The Piety of Onias the High Priest

While the Holy City was inhabited in all peace and the laws were observed as perfectly as possible, through the piety of Onias the high priest and his hatred of wickedness, it came about that the kings themselves honored the Holy Place and enhanced the glory of the Temple with the most splendid offerings, even to the extent that Seleucus[1] king of Asia defrayed from his own revenues all the expenses arising out of the sacrificial services.[2]

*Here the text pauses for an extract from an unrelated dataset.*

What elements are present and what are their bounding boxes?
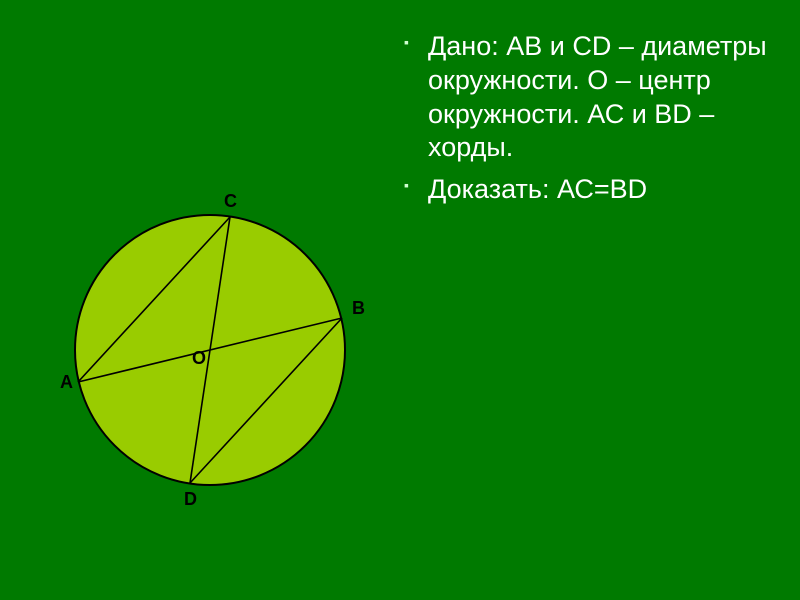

Jason, the high priest, introduces hellenism

[…], Jason, brother of Onias,[3] usurped the high-priesthood by underhand methods; […]. When the king gave his assent, Jason set about introducing his fellow countrymen to the Greek way of life as soon as he was in power. He suppressed the existing royal concessions to the Jews, granted at the insistence of John, father of that Eupolemus who was later to be sent on the embassy of friendship and alliance with the Romans, and, overthrowing the lawful institutions, introduced new usages contrary to the Law. He went so far as to plant a gymnasium at the very foot of the Citadel, and to fit out the noblest of his cadets in the petasos.[4] Godless wretch that he was and no true high priest, Jason set no bounds to his impiety; indeed the hellenising process reached such a pitch that the priests ceased to show any interest in the services of the altar; scorning the Temple and neglecting the sacrifices, they would hurry to take part in the unlawful exercises on the training ground as soon as the signal was given for the discus. They disdained all that their ancestors had esteemed, and set the highest value on Hellenic honors. But all this brought its own retribution; the very people whose way of life they envied, whom they sought to resemble in everything, proved to be their enemies and executioners. It is no small thing to violate the divine laws, […]

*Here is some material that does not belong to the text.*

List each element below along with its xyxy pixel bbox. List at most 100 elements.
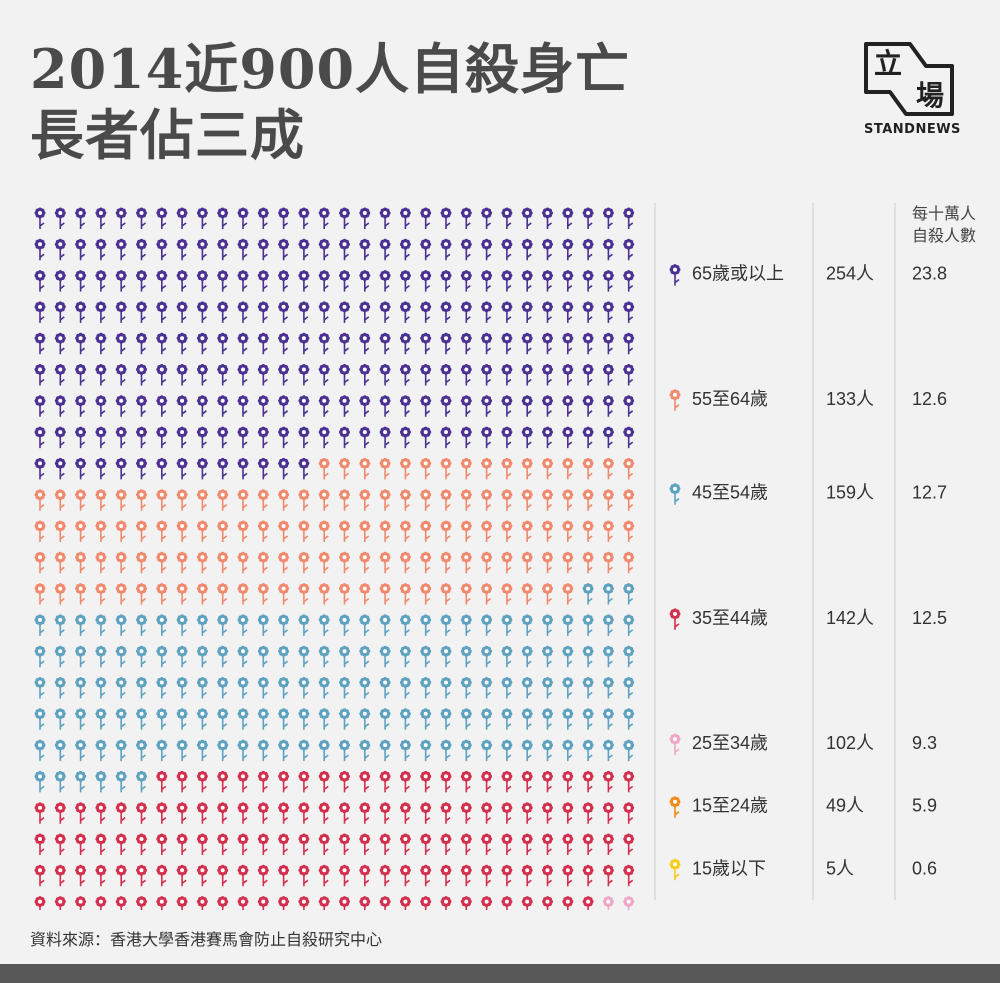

On the occasion of the quinquennial games at Tyre in the presence of the king, the vile Jason sent some Antiochists[5] from Jerusalem as official spectators; these brought with them three hundred silver drachmae for the sacrifice to Hercules. But even those who brought the money thought that it should not be spent on the sacrifice – this would not be right – and decided to reserve it for some other item of expenditure; and so what the sender had intended for the sacrifice to Hercules was in fact applied, at the suggestion of those who brought it, to the construction of triremes.[6]

[1] Seleucus IV, who ruled 186-175 B.C.

[2] 2 M 3:1-4

[3] Joshua, brother of Onias; the change of his name to Jason is evidence of his sympathies with hellenisation.

[4] The hat of Hermes, worn by athletes.